A pintura histórica, na percepção da historiadora Maraliz Christo (2009), apoiou-se em um programa de trabalho promovido por artistas intelectuais que assumiram para si a missão de representar o passado em imagens. A relação entre poder e representação visual do passado, na segunda metade do século 19, forjou uma grande narrativa para a nação brasileira que se completava com a produção intelectual do Instituto Histórico e Geográfico Brasileiro, sobretudo no que dizia respeito à configuração de um modelo de história didática em que o passado nacional, que pudesse ser ensinado, apresentava-se em produção literária de viés romântico e com política de consolidação das fronteiras nacionais.

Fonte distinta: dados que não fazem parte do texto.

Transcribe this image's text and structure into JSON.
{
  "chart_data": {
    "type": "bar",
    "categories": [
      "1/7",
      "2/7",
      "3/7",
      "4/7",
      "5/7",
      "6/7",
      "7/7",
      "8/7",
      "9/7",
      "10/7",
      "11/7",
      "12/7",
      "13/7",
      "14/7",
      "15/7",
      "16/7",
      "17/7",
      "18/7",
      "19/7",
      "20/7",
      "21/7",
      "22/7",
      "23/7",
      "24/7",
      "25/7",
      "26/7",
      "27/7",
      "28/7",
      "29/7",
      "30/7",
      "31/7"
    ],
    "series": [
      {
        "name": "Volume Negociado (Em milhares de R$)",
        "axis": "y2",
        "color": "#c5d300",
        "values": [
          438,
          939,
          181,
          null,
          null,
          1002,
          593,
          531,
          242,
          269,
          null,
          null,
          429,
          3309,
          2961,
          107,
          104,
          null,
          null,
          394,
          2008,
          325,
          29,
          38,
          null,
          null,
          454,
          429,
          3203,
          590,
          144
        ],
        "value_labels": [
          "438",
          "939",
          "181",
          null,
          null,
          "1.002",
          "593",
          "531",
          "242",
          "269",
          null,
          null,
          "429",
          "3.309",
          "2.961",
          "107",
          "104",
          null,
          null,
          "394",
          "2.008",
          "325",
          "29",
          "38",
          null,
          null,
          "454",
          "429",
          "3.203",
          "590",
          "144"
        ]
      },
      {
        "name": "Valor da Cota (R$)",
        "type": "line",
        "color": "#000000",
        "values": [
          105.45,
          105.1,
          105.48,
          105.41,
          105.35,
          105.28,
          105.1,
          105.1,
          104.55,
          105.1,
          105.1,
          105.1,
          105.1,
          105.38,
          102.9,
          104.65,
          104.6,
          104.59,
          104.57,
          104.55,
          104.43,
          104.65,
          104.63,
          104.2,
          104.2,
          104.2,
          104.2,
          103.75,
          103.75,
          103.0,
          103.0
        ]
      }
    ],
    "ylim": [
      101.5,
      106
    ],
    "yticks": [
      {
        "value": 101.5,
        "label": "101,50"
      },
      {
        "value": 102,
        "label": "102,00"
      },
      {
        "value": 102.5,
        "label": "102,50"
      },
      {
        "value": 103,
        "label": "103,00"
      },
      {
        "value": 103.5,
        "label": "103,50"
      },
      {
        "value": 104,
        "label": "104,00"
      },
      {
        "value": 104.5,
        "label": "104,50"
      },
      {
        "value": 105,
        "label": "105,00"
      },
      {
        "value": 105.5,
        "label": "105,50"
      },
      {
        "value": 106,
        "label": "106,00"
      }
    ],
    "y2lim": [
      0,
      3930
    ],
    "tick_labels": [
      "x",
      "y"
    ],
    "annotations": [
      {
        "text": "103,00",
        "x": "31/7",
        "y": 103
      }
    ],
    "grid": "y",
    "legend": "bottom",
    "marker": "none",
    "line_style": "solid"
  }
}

Em seu estudo, Christo oferece um panorama da pintura histórica que acompanha a cronologia política do Brasil no século 19, de Colônia a Reino Unido e de Império à República. Observa, com atenção, que as formas de representação histórica inscritas nesse gênero de pintura apoiaram-se na atuação de artistas, dentre os quais Victor Meirelles e Pedro Américo, que muitas vezes impuseram visões próprias do passado, auspiciados pela distinção que a proximidade ao poder político lhes credenciava. Esse programa, apoiado na dialética da memória e do esquecimento, explica Christo, alimentou-se do temor que se reproduzisse no Brasil a fragmentação ocorrida no império espanhol com as independências latino-americanas, o que levou à elaboração de uma iconografia que valorizasse a continuidade entre passado e presente, e a unidade territorial em face do inimigo externo, omitindo temas como escravidão e revoltas internas (Christo, 2009, p. 1.154).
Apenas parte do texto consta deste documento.